THE ABBOTT & COSTELLO SHOW: A TRIP TO PALM SPRINGS (NBC, 1943)---In a show that features their classic "U-Drive" routine, Bud (Abbott) and Lou (Costello) have to rent a car to motor to Palm Springs with ideas about getting Veronica Lake (herself) to co-star in their next film. Mrs. Niles: Iris Adrian. Little Matilda: Millie Gray. Music: Freddie Rich and his Orchestra, Connie Haines. Announcer: Ken Niles. Writers: Pat Costello, Leonard Stern, Martin A. Ragaway.

THE GREAT GILDERSLEEVE: GILDY SPONSORS THE OPERA (NBC, 1945)---It begins with a new lady in Gildy's (Harold Peary) life . . . and continues after he objects to being snubbed for the local opera committee, at first. Marjorie: Lurene Tuttle. Leroy: Walter Tetley. Birdie: Lillian Randolph. Hooker: Earle Ross. Peavey: Richard LeGrand. Additional cast: Unknown. Music: Jack Meekam. Writers: John Whedon, Sam Moore.

CRIME CLUB: DEATH BLEW OUT THE MATCH (MUTUAL, 1946)---A small boat approaching a Cape Cod island carries passengers to a rather dangerous interlude involving an accident-rended invalid. Host: Raymond E. Johnson. Additional cast: Unknown. Writer: Possibly Wyllis Cooper.

YOU BET YOUR LIFE: THE SECRET WORD IS "FACE" (NBC, 1953)---And facing Groucho Marx are a pair of grandparents (not related), a telephone girl paired with a small town mayor, and a department store buyer paired with a circus worker.
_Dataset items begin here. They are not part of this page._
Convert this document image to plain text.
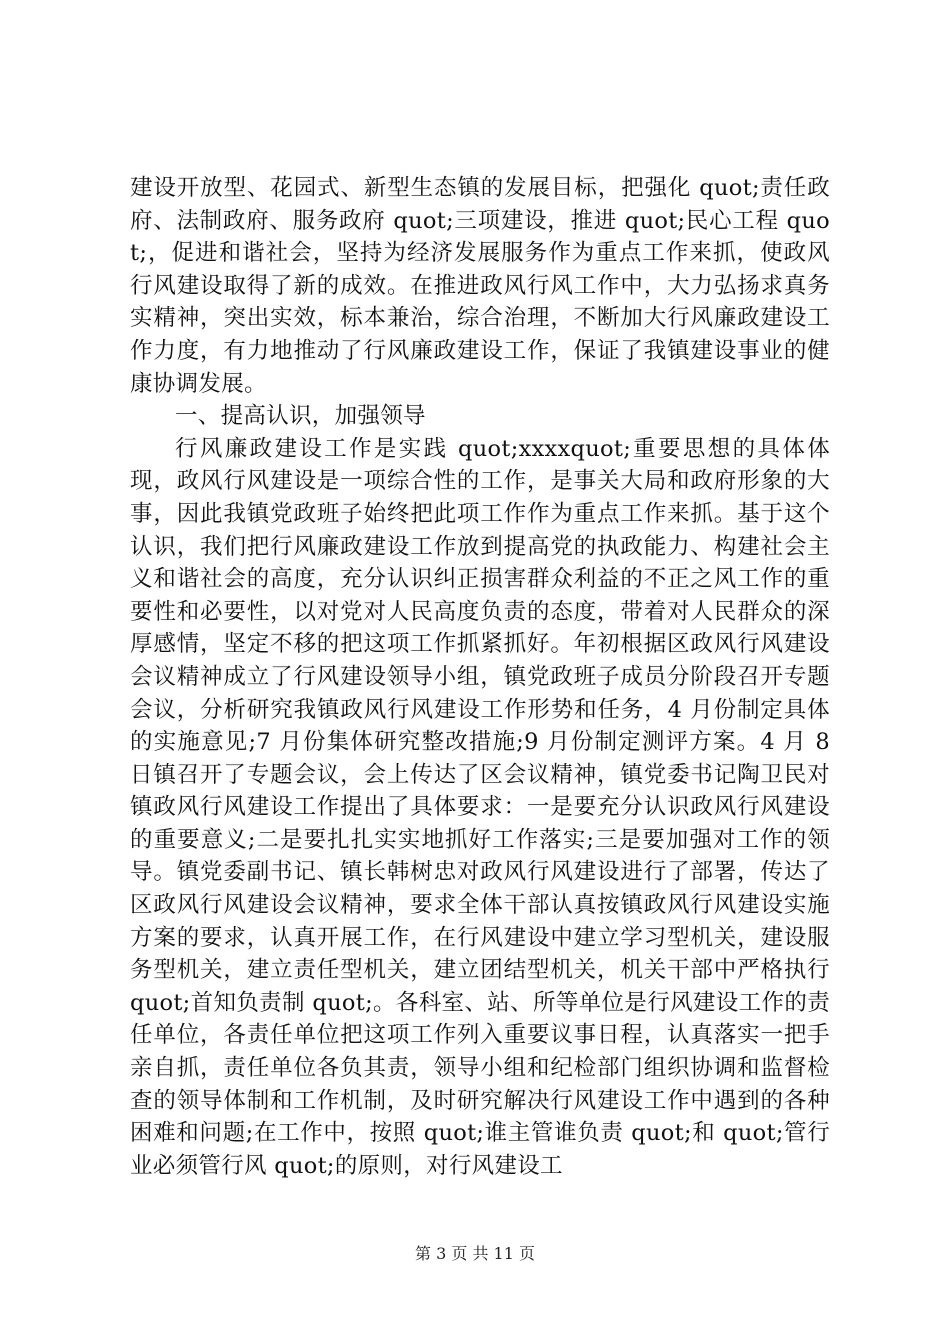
建设开放型、花园式、新型生态镇的发展目标，把强化 quot;责任政府、法制政府、服务政府 quot;三项建设，推进 quot;民心工程 quot;，促进和谐社会，坚持为经济发展服务作为重点工作来抓，使政风行风建设取得了新的成效。在推进政风行风工作中，大力弘扬求真务实精神，突出实效，标本兼治，综合治理，不断加大行风廉政建设工作力度，有力地推动了行风廉政建设工作，保证了我镇建设事业的健康协调发展。

一、提高认识，加强领导

行风廉政建设工作是实践 quot;xxxxquot;重要思想的具体体现，政风行风建设是一项综合性的工作，是事关大局和政府形象的大事，因此我镇党政班子始终把此项工作作为重点工作来抓。基于这个认识，我们把行风廉政建设工作放到提高党的执政能力、构建社会主义和谐社会的高度，充分认识纠正损害群众利益的不正之风工作的重要性和必要性，以对党对人民高度负责的态度，带着对人民群众的深厚感情，坚定不移的把这项工作抓紧抓好。年初根据区政风行风建设会议精神成立了行风建设领导小组，镇党政班子成员分阶段召开专题会议，分析研究我镇政风行风建设工作形势和任务，4 月份制定具体的实施意见;7 月份集体研究整改措施;9 月份制定测评方案。4 月 8 日镇召开了专题会议，会上传达了区会议精神，镇党委书记陶卫民对镇政风行风建设工作提出了具体要求：一是要充分认识政风行风建设的重要意义;二是要扎扎实实地抓好工作落实;三是要加强对工作的领导。镇党委副书记、镇长韩树忠对政风行风建设进行了部署，传达了区政风行风建设会议精神，要求全体干部认真按镇政风行风建设实施方案的要求，认真开展工作，在行风建设中建立学习型机关，建设服务型机关，建立责任型机关，建立团结型机关，机关干部中严格执行 quot;首知负责制 quot;。各科室、站、所等单位是行风建设工作的责任单位，各责任单位把这项工作列入重要议事日程，认真落实一把手亲自抓，责任单位各负其责，领导小组和纪检部门组织协调和监督检查的领导体制和工作机制，及时研究解决行风建设工作中遇到的各种困难和问题;在工作中，按照 quot;谁主管谁负责 quot;和 quot;管行业必须管行风 quot;的原则，对行风建设工

第 3 页 共 11 页
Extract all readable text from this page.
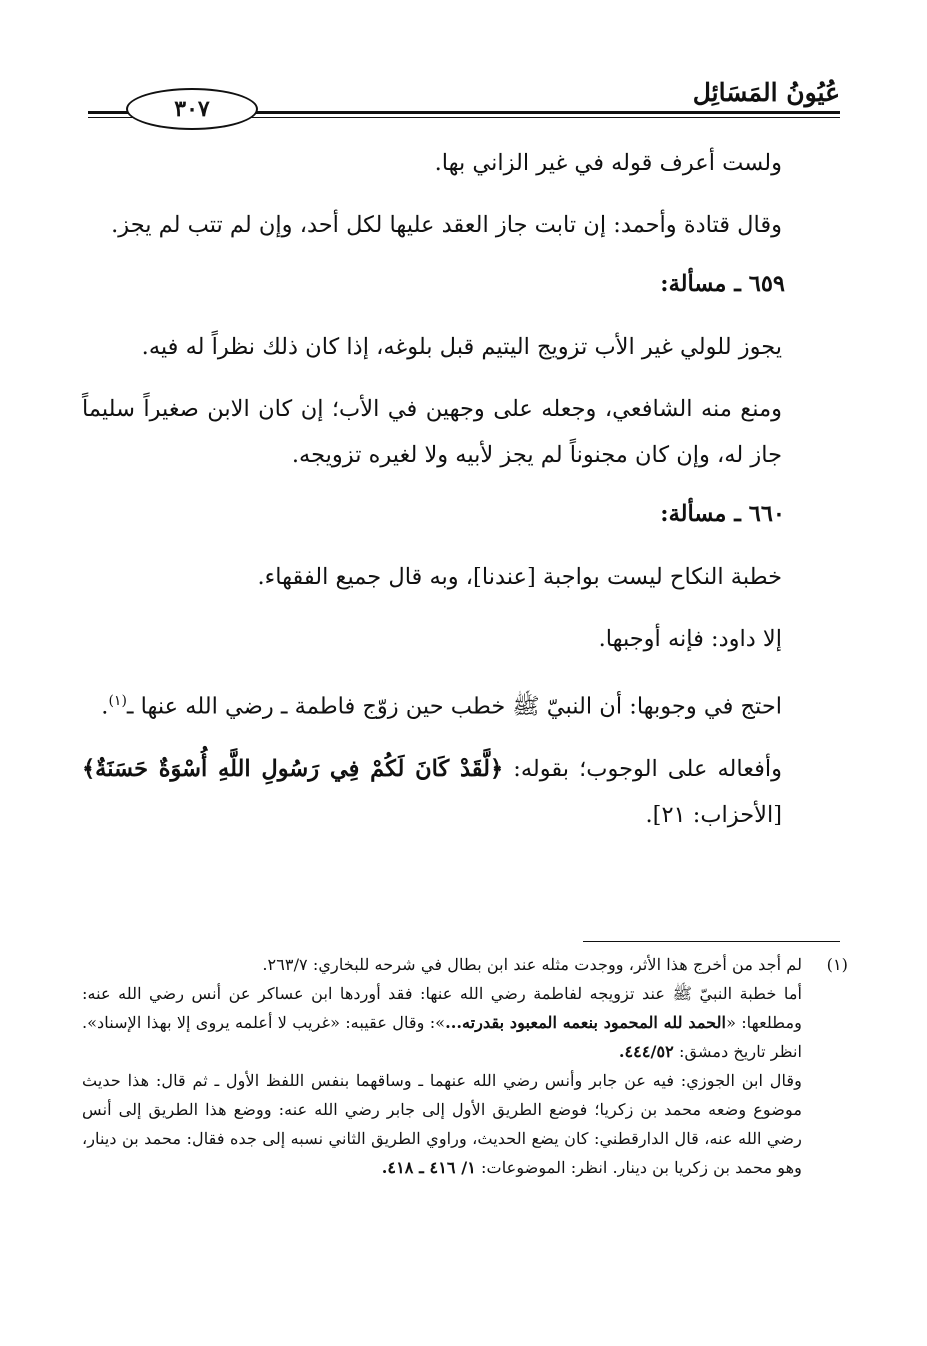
عُيُونُ المَسَائِل
٣٠٧

ولست أعرف قوله في غير الزاني بها.

وقال قتادة وأحمد: إن تابت جاز العقد عليها لكل أحد، وإن لم تتب لم يجز.

٦٥٩ ـ مسألة:

يجوز للولي غير الأب تزويج اليتيم قبل بلوغه، إذا كان ذلك نظراً له فيه.

ومنع منه الشافعي، وجعله على وجهين في الأب؛ إن كان الابن صغيراً سليماً جاز له، وإن كان مجنوناً لم يجز لأبيه ولا لغيره تزويجه.

٦٦٠ ـ مسألة:

خطبة النكاح ليست بواجبة [عندنا]، وبه قال جميع الفقهاء.

إلا داود: فإنه أوجبها.

احتج في وجوبها: أن النبيّ ﷺ خطب حين زوّج فاطمة ـ رضي الله عنها ـ$^{(١)}$.

وأفعاله على الوجوب؛ بقوله: ﴿لَّقَدْ كَانَ لَكُمْ فِي رَسُولِ اللَّهِ أُسْوَةٌ حَسَنَةٌ﴾ [الأحزاب: ٢١].

(١)
لم أجد من أخرج هذا الأثر، ووجدت مثله عند ابن بطال في شرحه للبخاري: ٢٦٣/٧.

أما خطبة النبيّ ﷺ عند تزويجه لفاطمة رضي الله عنها: فقد أوردها ابن عساكر عن أنس رضي الله عنه: ومطلعها: «الحمد لله المحمود بنعمه المعبود بقدرته...»: وقال عقيبه: «غريب لا أعلمه يروى إلا بهذا الإسناد». انظر تاريخ دمشق: ٤٤٤/٥٢.

وقال ابن الجوزي: فيه عن جابر وأنس رضي الله عنهما ـ وساقهما بنفس اللفظ الأول ـ ثم قال: هذا حديث موضوع وضعه محمد بن زكريا؛ فوضع الطريق الأول إلى جابر رضي الله عنه: ووضع هذا الطريق إلى أنس رضي الله عنه، قال الدارقطني: كان يضع الحديث، وراوي الطريق الثاني نسبه إلى جده فقال: محمد بن دينار، وهو محمد بن زكريا بن دينار. انظر: الموضوعات: ١/ ٤١٦ ـ ٤١٨.
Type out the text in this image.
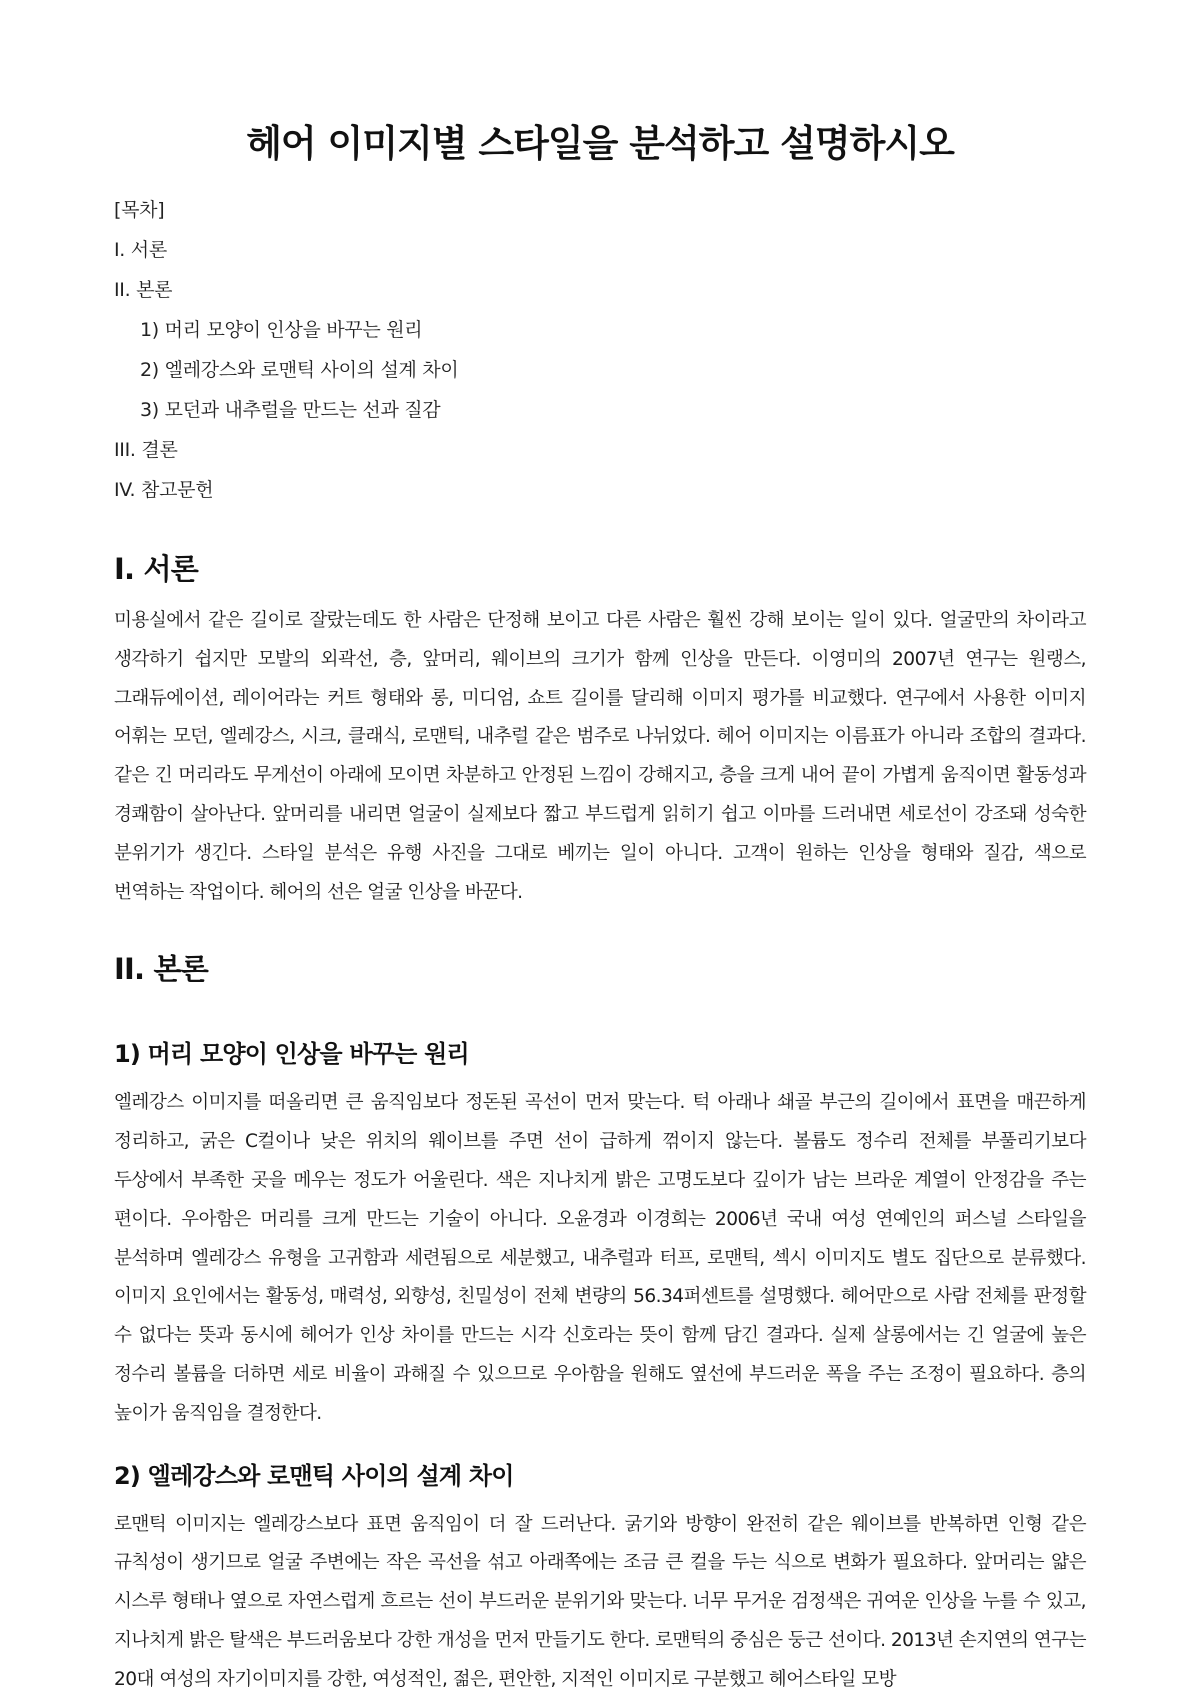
헤어 이미지별 스타일을 분석하고 설명하시오
[목차]
I. 서론
II. 본론
1) 머리 모양이 인상을 바꾸는 원리
2) 엘레강스와 로맨틱 사이의 설계 차이
3) 모던과 내추럴을 만드는 선과 질감
III. 결론
IV. 참고문헌
I. 서론

미용실에서 같은 길이로 잘랐는데도 한 사람은 단정해 보이고 다른 사람은 훨씬 강해 보이는 일이 있다. 얼굴만의 차이라고 생각하기 쉽지만 모발의 외곽선, 층, 앞머리, 웨이브의 크기가 함께 인상을 만든다. 이영미의 2007년 연구는 원랭스, 그래듀에이션, 레이어라는 커트 형태와 롱, 미디엄, 쇼트 길이를 달리해 이미지 평가를 비교했다. 연구에서 사용한 이미지 어휘는 모던, 엘레강스, 시크, 클래식, 로맨틱, 내추럴 같은 범주로 나뉘었다. 헤어 이미지는 이름표가 아니라 조합의 결과다. 같은 긴 머리라도 무게선이 아래에 모이면 차분하고 안정된 느낌이 강해지고, 층을 크게 내어 끝이 가볍게 움직이면 활동성과 경쾌함이 살아난다. 앞머리를 내리면 얼굴이 실제보다 짧고 부드럽게 읽히기 쉽고 이마를 드러내면 세로선이 강조돼 성숙한 분위기가 생긴다. 스타일 분석은 유행 사진을 그대로 베끼는 일이 아니다. 고객이 원하는 인상을 형태와 질감, 색으로 번역하는 작업이다. 헤어의 선은 얼굴 인상을 바꾼다.

II. 본론
1) 머리 모양이 인상을 바꾸는 원리

엘레강스 이미지를 떠올리면 큰 움직임보다 정돈된 곡선이 먼저 맞는다. 턱 아래나 쇄골 부근의 길이에서 표면을 매끈하게 정리하고, 굵은 C컬이나 낮은 위치의 웨이브를 주면 선이 급하게 꺾이지 않는다. 볼륨도 정수리 전체를 부풀리기보다 두상에서 부족한 곳을 메우는 정도가 어울린다. 색은 지나치게 밝은 고명도보다 깊이가 남는 브라운 계열이 안정감을 주는 편이다. 우아함은 머리를 크게 만드는 기술이 아니다. 오윤경과 이경희는 2006년 국내 여성 연예인의 퍼스널 스타일을 분석하며 엘레강스 유형을 고귀함과 세련됨으로 세분했고, 내추럴과 터프, 로맨틱, 섹시 이미지도 별도 집단으로 분류했다. 이미지 요인에서는 활동성, 매력성, 외향성, 친밀성이 전체 변량의 56.34퍼센트를 설명했다. 헤어만으로 사람 전체를 판정할 수 없다는 뜻과 동시에 헤어가 인상 차이를 만드는 시각 신호라는 뜻이 함께 담긴 결과다. 실제 살롱에서는 긴 얼굴에 높은 정수리 볼륨을 더하면 세로 비율이 과해질 수 있으므로 우아함을 원해도 옆선에 부드러운 폭을 주는 조정이 필요하다. 층의 높이가 움직임을 결정한다.

2) 엘레강스와 로맨틱 사이의 설계 차이

로맨틱 이미지는 엘레강스보다 표면 움직임이 더 잘 드러난다. 굵기와 방향이 완전히 같은 웨이브를 반복하면 인형 같은 규칙성이 생기므로 얼굴 주변에는 작은 곡선을 섞고 아래쪽에는 조금 큰 컬을 두는 식으로 변화가 필요하다. 앞머리는 얇은 시스루 형태나 옆으로 자연스럽게 흐르는 선이 부드러운 분위기와 맞는다. 너무 무거운 검정색은 귀여운 인상을 누를 수 있고, 지나치게 밝은 탈색은 부드러움보다 강한 개성을 먼저 만들기도 한다. 로맨틱의 중심은 둥근 선이다. 2013년 손지연의 연구는 20대 여성의 자기이미지를 강한, 여성적인, 젊은, 편안한, 지적인 이미지로 구분했고 헤어스타일 모방
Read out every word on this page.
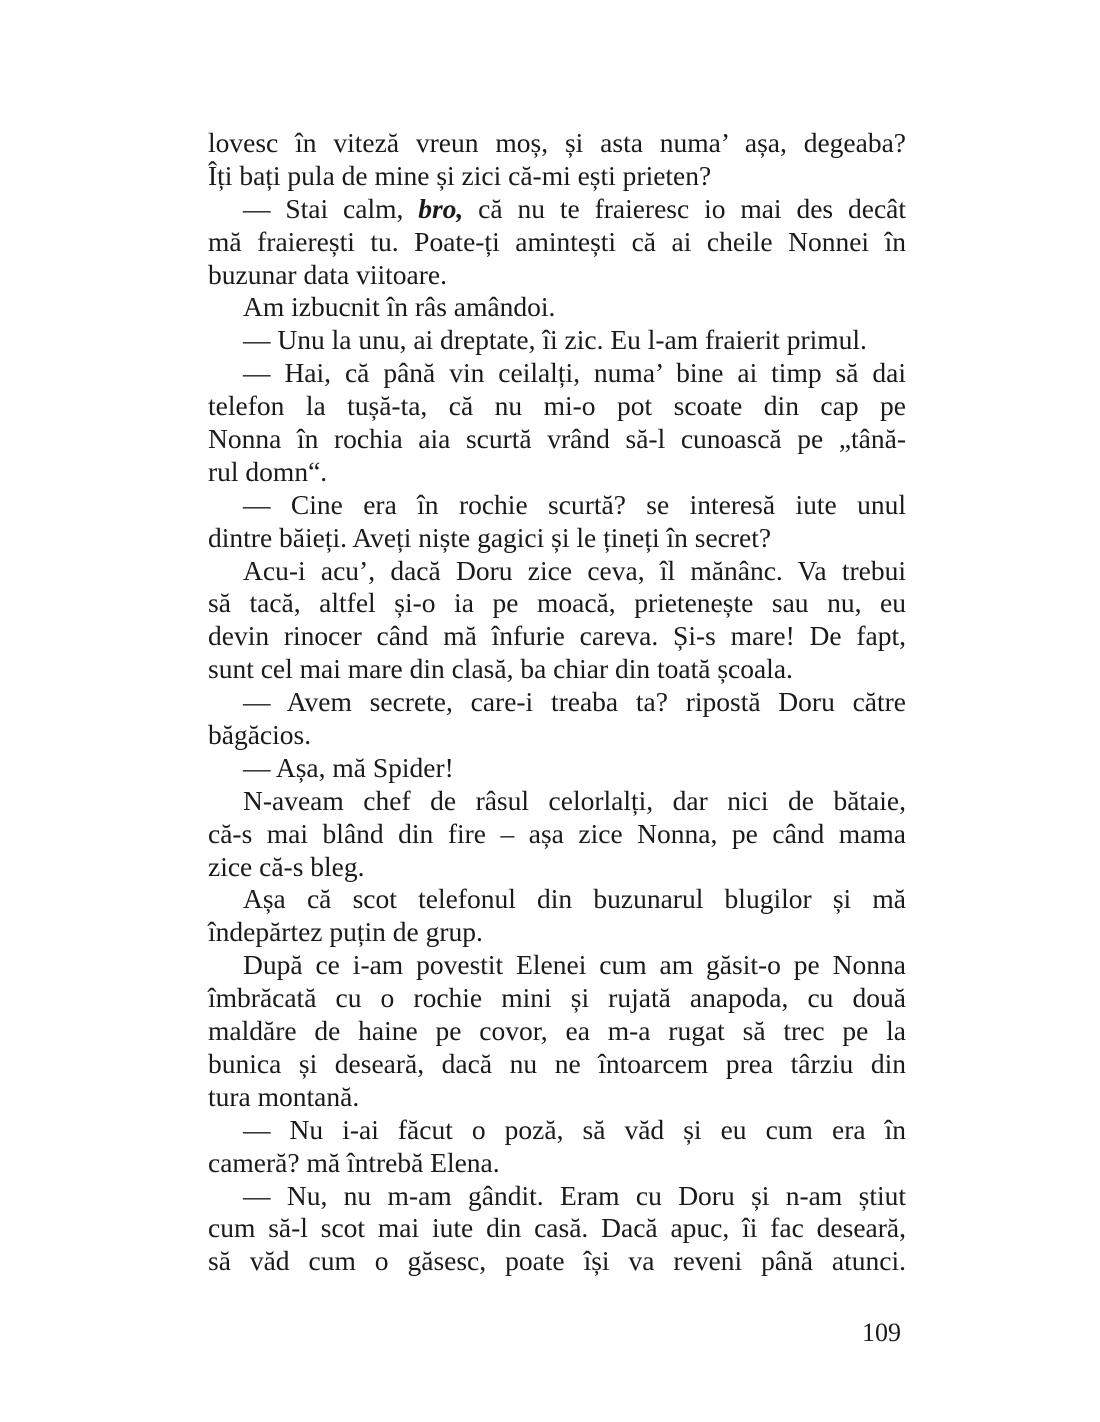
lovesc în viteză vreun moș, și asta numa’ așa, degeaba?
Îți bați pula de mine și zici că-mi ești prieten?
— Stai calm, bro, că nu te fraieresc io mai des decât
mă fraierești tu. Poate-ți amintești că ai cheile Nonnei în
buzunar data viitoare.
Am izbucnit în râs amândoi.
— Unu la unu, ai dreptate, îi zic. Eu l-am fraierit primul.
— Hai, că până vin ceilalți, numa’ bine ai timp să dai
telefon la tușă-ta, că nu mi-o pot scoate din cap pe
Nonna în rochia aia scurtă vrând să-l cunoască pe „tână-
rul domn“.
— Cine era în rochie scurtă? se interesă iute unul
dintre băieți. Aveți niște gagici și le țineți în secret?
Acu-i acu’, dacă Doru zice ceva, îl mănânc. Va trebui
să tacă, altfel și-o ia pe moacă, prietenește sau nu, eu
devin rinocer când mă înfurie careva. Și-s mare! De fapt,
sunt cel mai mare din clasă, ba chiar din toată școala.
— Avem secrete, care-i treaba ta? ripostă Doru către
băgăcios.
— Așa, mă Spider!
N-aveam chef de râsul celorlalți, dar nici de bătaie,
că-s mai blând din fire – așa zice Nonna, pe când mama
zice că-s bleg.
Așa că scot telefonul din buzunarul blugilor și mă
îndepărtez puțin de grup.
După ce i-am povestit Elenei cum am găsit-o pe Nonna
îmbrăcată cu o rochie mini și rujată anapoda, cu două
maldăre de haine pe covor, ea m-a rugat să trec pe la
bunica și deseară, dacă nu ne întoarcem prea târziu din
tura montană.
— Nu i-ai făcut o poză, să văd și eu cum era în
cameră? mă întrebă Elena.
— Nu, nu m-am gândit. Eram cu Doru și n-am știut
cum să-l scot mai iute din casă. Dacă apuc, îi fac deseară,
să văd cum o găsesc, poate își va reveni până atunci.
109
Announcer: George Fenneman.

PREMIERING TODAY . . .

1893---William Gaxton (actor: Broadway Showtime), San Francisco.
1895---Jesse Crawford (organist: Paramount Publix Hour; Counterspy), Woodland, California; Warren William (actor: Lux Radio Theater), Aitkin, Minnesota.
1898---Peter Goo Chong (actor: Collier's Hour; The Eddie Cantor Show; This Day is Ours), Miu, China.
1902---Howard Koch (writer: War of the Worlds), New York City.
1906---Donald Woods (actor: Those We Love; The Woolworth Hour), Brandon, Manitoba.
1910---Robert Paige (actor: Old Gold Comedy Theater; Screen Guild Theater; Lux Radio Theater), Indianapolis.
1915---Adolph Green (composer: Columbia Presents Corwin), New York City; Paul Mann (actor: The Adventures of Topper; Passport for Adams), Toronto, Ontario.
1916---Charlie Ventura (tenor saxophonist, Gene Krupa Orchestra: Spotlight Bands), Philadelphia.
1917---Sylvia Sims (actress: Suspense; Broadway is My Beat; Yours Truly, Johnny Dollar), New York City.
1918---Milton Delugg (conductor: Music Depreciation), Los Angeles; Ezra Stone (actor: The Fleischmann Hour; The Kate Smith Hour; The Aldrich Family), New Bedford, Massachussetts.
1925---Julie Harris (actress: The CBS Radio Mystery Theater), Grosse Point Park, Michigan.